Dday, I hear ya' on the rebellion thing, but just living my life is enough to run counter to xW's reality-distorting gravity well, for which she takes considerable offense. Just the fact that I am still taking in oxygen and expelling carbon dioxide is enough to make her cross and flag me as contrary to her sensibilities.
Just tonight I had to put the kibosh on a conversation I was having with S8. He was steering the conversation towards talking about the OM and that his mother has "loved" him for a very long time. He mentioned that because his mother and the OM had been such close friends back when my dog Angus was still alive, he concludes that they must have been "in love" even before he was born.

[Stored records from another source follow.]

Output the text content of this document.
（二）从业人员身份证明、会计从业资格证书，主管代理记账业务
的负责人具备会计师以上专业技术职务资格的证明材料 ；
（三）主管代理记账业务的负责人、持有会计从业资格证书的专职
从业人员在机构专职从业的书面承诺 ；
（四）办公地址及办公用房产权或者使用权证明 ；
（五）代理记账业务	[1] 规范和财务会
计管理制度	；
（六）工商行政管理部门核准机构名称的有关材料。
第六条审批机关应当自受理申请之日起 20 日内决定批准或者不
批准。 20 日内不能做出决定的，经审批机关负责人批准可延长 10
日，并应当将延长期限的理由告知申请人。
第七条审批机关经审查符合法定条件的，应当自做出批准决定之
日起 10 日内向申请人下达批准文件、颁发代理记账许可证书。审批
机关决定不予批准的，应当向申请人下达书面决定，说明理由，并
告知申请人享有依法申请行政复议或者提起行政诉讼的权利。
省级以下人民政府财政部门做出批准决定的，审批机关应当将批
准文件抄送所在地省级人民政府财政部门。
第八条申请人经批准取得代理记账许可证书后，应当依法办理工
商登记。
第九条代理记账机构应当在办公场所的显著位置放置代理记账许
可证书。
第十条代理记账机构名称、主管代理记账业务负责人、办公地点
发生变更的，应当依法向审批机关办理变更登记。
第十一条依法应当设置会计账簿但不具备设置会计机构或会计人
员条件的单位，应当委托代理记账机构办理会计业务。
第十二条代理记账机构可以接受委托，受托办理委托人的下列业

I can't tell you how painful that is to hear, but I think I kept my cool in front of my S. Of course the fact that I was trying to steer the conversation back onto safer ground was probably enough for him to see that I was not comfortable with the subject matter. Perhaps he is learning the wrong behaviors, i.e., how to manipulate his parents through emotionally charged subjects. I am now concerned he might be unknowingly playing one parent off the other. Certainly he will relay anything I might say about his mother back to her just to see her own reaction -- so I need to not feed this any more than I possible.
This all makes me wonder, these WAS really don't know what wheels they set in motion by their deceit and their selfishness. The fact this is having such an impact on our children, often in ways far more subtle than one can anticipate, breaks my heart all over again.